La sirena de la gran fábrica de zapatos Segarra marcó el día a día de la Vall d’Uixó (Castellón) durante casi todo el franquismo. Su sonido ordenaba la vida de los 10.000 obreros que llegó a tener el complejo con más eficacia que las campanas de las iglesias. Sus dueños construyeron una suerte de pueblo en miniatura para cubrir todas las necesidades de los empleados y sus familias a cambio de su control.
Fernando Peña, historiador y autor de un libro sobre el complejo industrial, explica cómo en los años 40 y 50 ser obrero de Segarra era “un privilegio porque implicaba poder sobrevivir”. Pese a que los sueldos eran “de subsistencia”, la empresa “paternalmente se hacía cargo de las necesidades que pudieran surgir a los empleados”. A cambio, estos tenían que consentir “el control absoluto sobre sus existencias”.
Ocupar el tiempo libre
Para ello, el propietario, Silvestre Segarra, inculcó la disciplina a través de mensajes de loa a la patria y al trabajo en las paredes. Dispuso cómo tenían que organizar su ocio los empleados: era casi obligado acudir a las instalaciones deportivas, así como a ciertos espectáculos de cine y teatro. Para cubrir todas sus necesidades, construyó una clínica con médicos excelentes, un economato y una escuela.
También un barrio completo, la colonia Segarra, en el que las familias debían cultivar su huerto y mantener la casa limpia. Tantos requisitos trataban de mantener “a los obreros alejados de la cantina, que podía ser un peligro moral pero también político, porque ahí era donde podían poner en común sus ideas y buscar una alternativa”, explica Peña.
Fue en el corazón de la colonia Segarra donde el dueño de la fábrica erigió una ermita. Está dedicada a la Virgen de los Desamparados, pero también a San Silvestre y Santa Teresa, dos santos de nombres iguales a los del propietario de la fábrica y su esposa. En la fachada, el industrial situó un gran escudo franquista protagonizado por el águila imperial. La pieza fue un homenaje al dictador Francisco Franco, cuyo apoyo fue una de las claves del éxito de la fábrica Segarra. La relación era tan estrecha que el gobernante visitó la fábrica en 1947.
Comuniones y fiestas bajo el águila
De todo aquello quedan los recuerdos de los obreros y sus familias pero pocos vestigios arquitectónicos reconocibles. No obstante, el águila preconstitucional sigue presidiendo la cuidada fachada de la ermita, sin que el transcurso de casi 40 años de democracia la haya rozado. El escudo sigue presidiendo comuniones, bautizos y demás celebraciones del barrio.
No obstante, puede que tenga los días contados. Tras el cambio de gobierno en 2015, PSOE, Compromís y EUPV llegaron al poder y el Ayuntamiento inició el proceso para retirar los tres escudos franquistas que quedaban. Se quitaron dos en sendos edificios oficiales: uno por el propio Consistorio y otro, en un instituto de secundaria, por parte de la Generalitat. En cuanto al de la iglesia, hace un año y medio el Ayuntamiento pidió al Obispado de Segorbe-Castellón que lo quitara.

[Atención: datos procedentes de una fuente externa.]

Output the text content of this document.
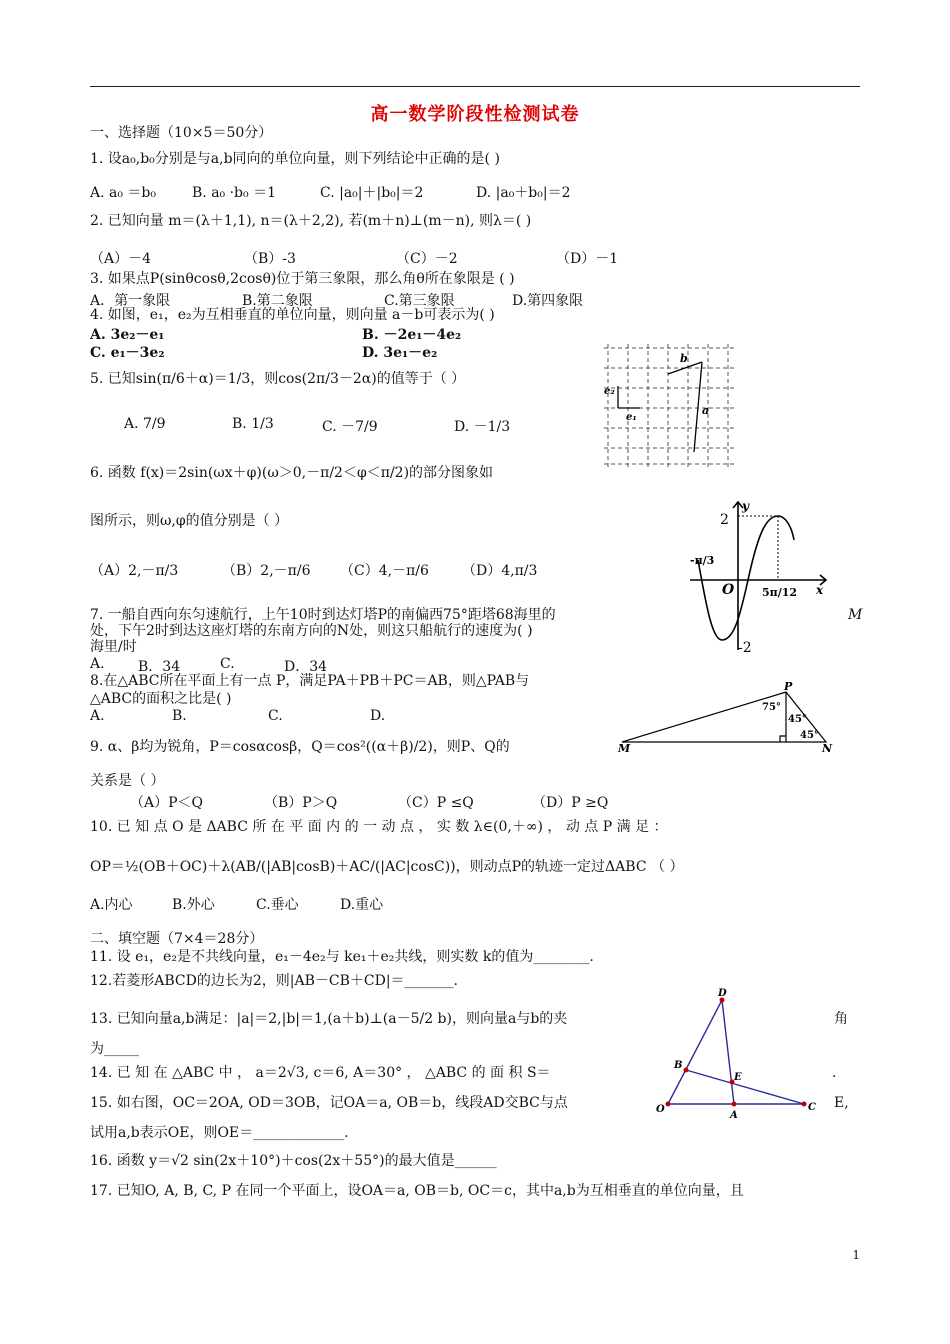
高一数学阶段性检测试卷
一、选择题（10×5＝50分）
1. 设a₀,b₀分别是与a,b同向的单位向量，则下列结论中正确的是( )
A. a₀ ＝b₀	B. a₀ ·b₀ ＝1	C. |a₀|＋|b₀|＝2	D. |a₀＋b₀|＝2
2. 已知向量 m＝(λ＋1,1), n＝(λ＋2,2), 若(m＋n)⊥(m－n), 则λ＝( )
（A）－4	（B）-3	（C）－2	（D）－1
3. 如果点P(sinθcosθ,2cosθ)位于第三象限，那么角θ所在象限是 ( )
A．第一象限	B.第二象限	C.第三象限	D.第四象限
4. 如图，e₁，e₂为互相垂直的单位向量，则向量 a－b可表示为( )
A. 3e₂－e₁	B. －2e₁－4e₂
C. e₁－3e₂	D. 3e₁－e₂
e₂
e₁
b
a
5. 已知sin(π/6＋α)＝1/3，则cos(2π/3－2α)的值等于（ ）
A. 7/9	B. 1/3	C. －7/9	D. －1/3
6. 函数 f(x)＝2sin(ωx＋φ)(ω＞0,－π/2＜φ＜π/2)的部分图象如
图所示，则ω,φ的值分别是（ ）
（A）2,－π/3	（B）2,－π/6 （C）4,－π/6 （D）4,π/3
2
y
x
O
-π/3
5π/12
-2
7. 一船自西向东匀速航行，上午10时到达灯塔P的南偏西75°距塔68海里的	M
处，下午2时到达这座灯塔的东南方向的N处，则这只船航行的速度为( )
海里/时
A. B．34	C.	D．34
8.在△ABC所在平面上有一点 P，满足PA＋PB＋PC＝AB，则△PAB与
△ABC的面积之比是( )
A.	B.	C.	D.
P
M	N
75°
45°
45°
9. α、β均为锐角，P＝cosαcosβ，Q＝cos²((α＋β)/2)，则P、Q的
关系是（ ）
（A）P＜Q	（B）P＞Q	（C）P ≤Q	（D）P ≥Q
10. 已 知 点 O 是 ΔABC 所 在 平 面 内 的 一 动 点 ， 实 数 λ∈(0,＋∞) ， 动 点 P 满 足 ：
OP＝½(OB＋OC)＋λ(AB/(|AB|cosB)＋AC/(|AC|cosC))，则动点P的轨迹一定过ΔABC （ ）
A.内心	B.外心	C.垂心	D.重心
二、填空题（7×4＝28分）
11. 设 e₁，e₂是不共线向量，e₁－4e₂与 ke₁＋e₂共线，则实数 k的值为________.
12.若菱形ABCD的边长为2，则|AB－CB＋CD|＝_______.
13. 已知向量a,b满足：|a|＝2,|b|＝1,(a＋b)⊥(a－5/2 b)，则向量a与b的夹	角
为_____
14. 已 知 在 △ABC 中 ， a＝2√3, c＝6, A＝30° ， △ABC 的 面 积 S＝	.
15. 如右图，OC＝2OA, OD＝3OB，记OA＝a, OB＝b，线段AD交BC与点	E,
试用a,b表示OE，则OE＝_____________.
D
B
E
O
A
C
16. 函数 y＝√2 sin(2x＋10°)＋cos(2x＋55°)的最大值是______
17. 已知O, A, B, C, P 在同一个平面上，设OA＝a, OB＝b, OC＝c，其中a,b为互相垂直的单位向量，且
1
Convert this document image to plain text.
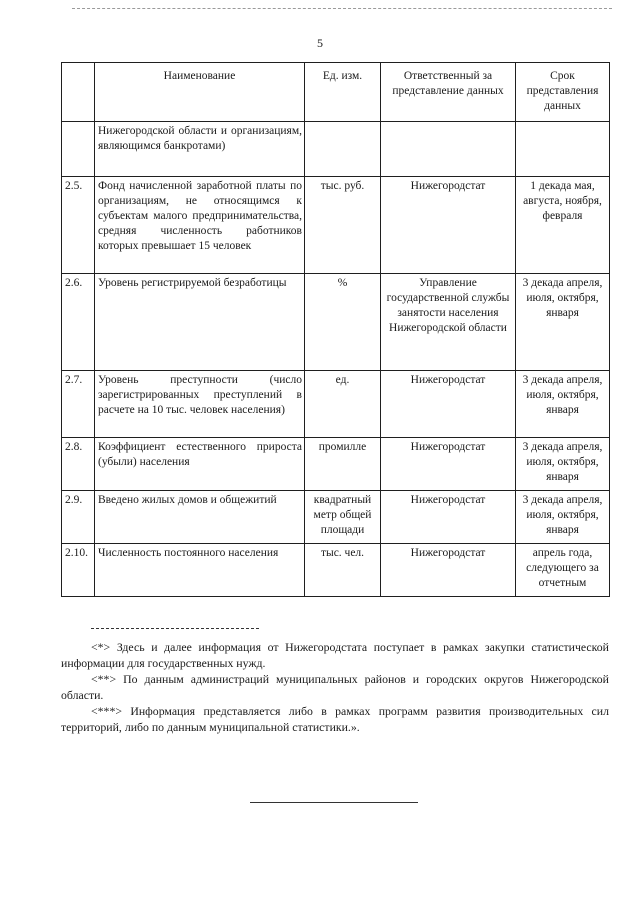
5
	Наименование	Ед. изм.	Ответственный за представление данных	Срок представления данных
	Нижегородской области и организациям, являющимся банкротами)			
2.5.	Фонд начисленной заработной платы по организациям, не относящимся к субъектам малого предпринимательства, средняя численность работников которых превышает 15 человек	тыс. руб.	Нижегородстат	1 декада мая, августа, ноября, февраля
2.6.	Уровень регистрируемой безработицы	%	Управление государственной службы занятости населения Нижегородской области	3 декада апреля, июля, октября, января
2.7.	Уровень преступности (число зарегистрированных преступлений в расчете на 10 тыс. человек населения)	ед.	Нижегородстат	3 декада апреля, июля, октября, января
2.8.	Коэффициент естественного прироста (убыли) населения	промилле	Нижегородстат	3 декада апреля, июля, октября, января
2.9.	Введено жилых домов и общежитий	квадратный метр общей площади	Нижегородстат	3 декада апреля, июля, октября, января
2.10.	Численность постоянного населения	тыс. чел.	Нижегородстат	апрель года, следующего за отчетным

<*> Здесь и далее информация от Нижегородстата поступает в рамках закупки статистической информации для государственных нужд.

<**> По данным администраций муниципальных районов и городских округов Нижегородской области.

<***> Информация представляется либо в рамках программ развития производительных сил территорий, либо по данным муниципальной статистики.».
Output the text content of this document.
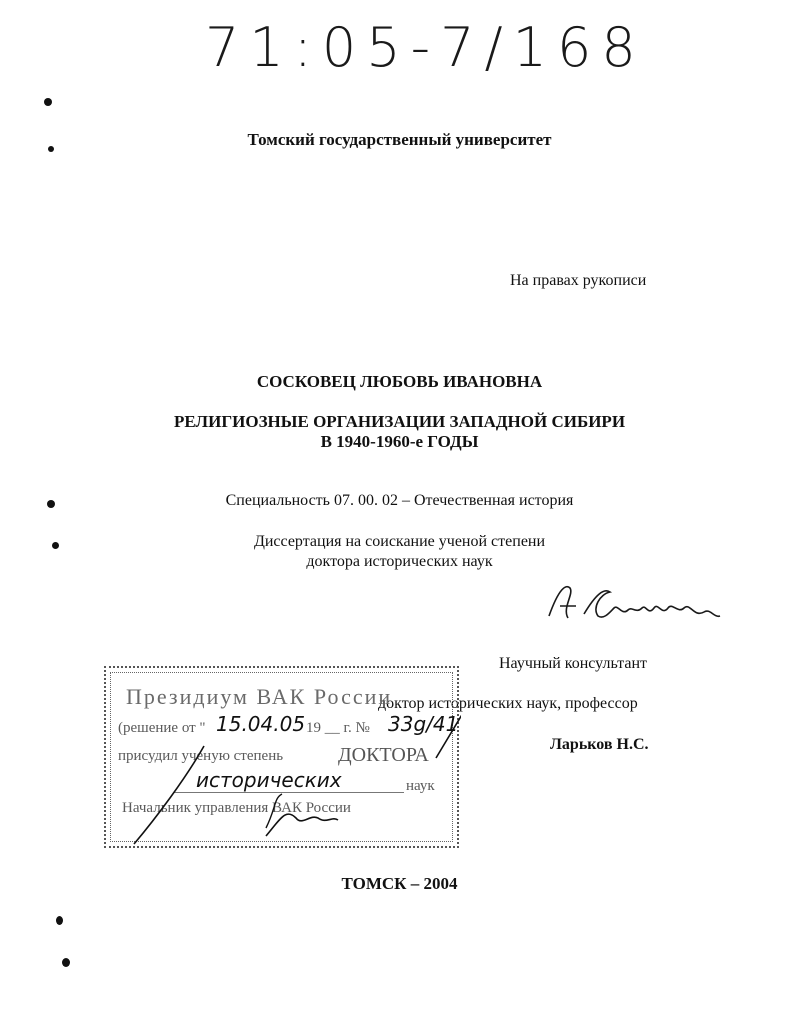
71:05-7/168
Томский государственный университет
На правах рукописи
СОСКОВЕЦ ЛЮБОВЬ ИВАНОВНА
РЕЛИГИОЗНЫЕ ОРГАНИЗАЦИИ ЗАПАДНОЙ СИБИРИ
В 1940-1960-е ГОДЫ
Специальность 07. 00. 02 – Отечественная история
Диссертация на соискание ученой степени
доктора исторических наук
Научный консультант
доктор исторических наук, профессор
Ларьков Н.С.
Президиум ВАК России
(решение от " 15.04.05 19 __ г. № 33g/41
присудил ученую степень	ДОКТОРА
исторических	наук
Начальник управления ВАК России
ТОМСК – 2004
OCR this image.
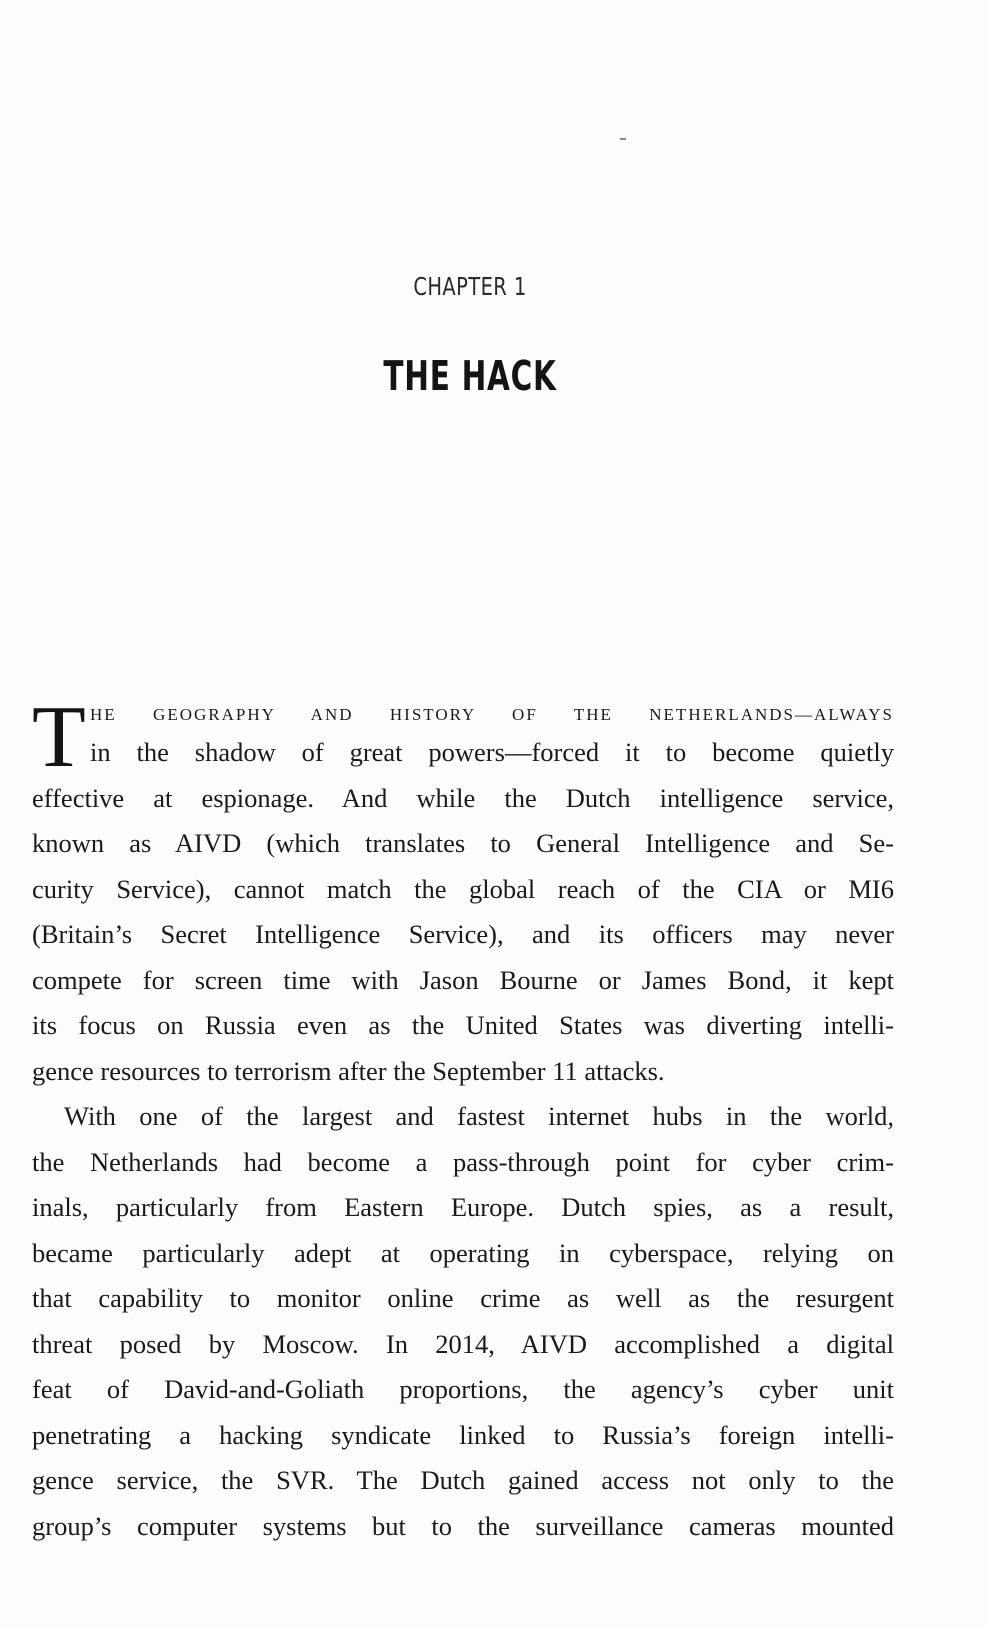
CHAPTER 1
THE HACK
T HE GEOGRAPHY AND HISTORY OF THE NETHERLANDS—ALWAYS
in the shadow of great powers—forced it to become quietly
effective at espionage. And while the Dutch intelligence service,
known as AIVD (which translates to General Intelligence and Se-
curity Service), cannot match the global reach of the CIA or MI6
(Britain’s Secret Intelligence Service), and its officers may never
compete for screen time with Jason Bourne or James Bond, it kept
its focus on Russia even as the United States was diverting intelli-
gence resources to terrorism after the September 11 attacks.
With one of the largest and fastest internet hubs in the world,
the Netherlands had become a pass-through point for cyber crim-
inals, particularly from Eastern Europe. Dutch spies, as a result,
became particularly adept at operating in cyberspace, relying on
that capability to monitor online crime as well as the resurgent
threat posed by Moscow. In 2014, AIVD accomplished a digital
feat of David-and-Goliath proportions, the agency’s cyber unit
penetrating a hacking syndicate linked to Russia’s foreign intelli-
gence service, the SVR. The Dutch gained access not only to the
group’s computer systems but to the surveillance cameras mounted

También se ocupó del asunto el comité de expertos para la retirada de vestigios de la guerra civil y la dictadura. Es un órgano dependiente de la Conselleria de Justicia, que asesora sobre qué símbolos deben retirarse y cuáles han de conservarse debido a su valor artístico o a otras circunstancias. El próximo 27 de junio, el Comité aprobará un documento respecto a este escudo. En él, recomendará al Consistorio que pida al Obispado la retirada. También opina que debe custodiarse hasta formar parte en el futuro de un museo de la historia de la fábrica Segarra, si éste llega a construirse.
El Obispado retirará el escudo
Según portavoces municipales, hace aproximadamente un año y medio que solicitaron al Obispado la retirada del escudo. Fuentes episcopales aseguran que el proceso para retirarlo está en marcha y su desaparición de la fachada tendrá lugar próximamente.
Tras su desaparición, el águila franquista dejará de vigilar el comportamiento de los habitantes de la colonia Segarra desde la fachada de su iglesia. Pero el barrio seguirá siendo el testimonio urbanístico de un modelo “paternalista y tendente a la autosuficiencia” en palabras de Peña. La herencia de una ciudad industrial que daba empleo a diez mil personas de la comarca en un tiempo en que la Vall d’Uixó tenía en torno a 25.000 habitantes. A cambio, imponía el deber de obediencia incluso cuando la sirena de la fábrica había anunciado la hora del cierre.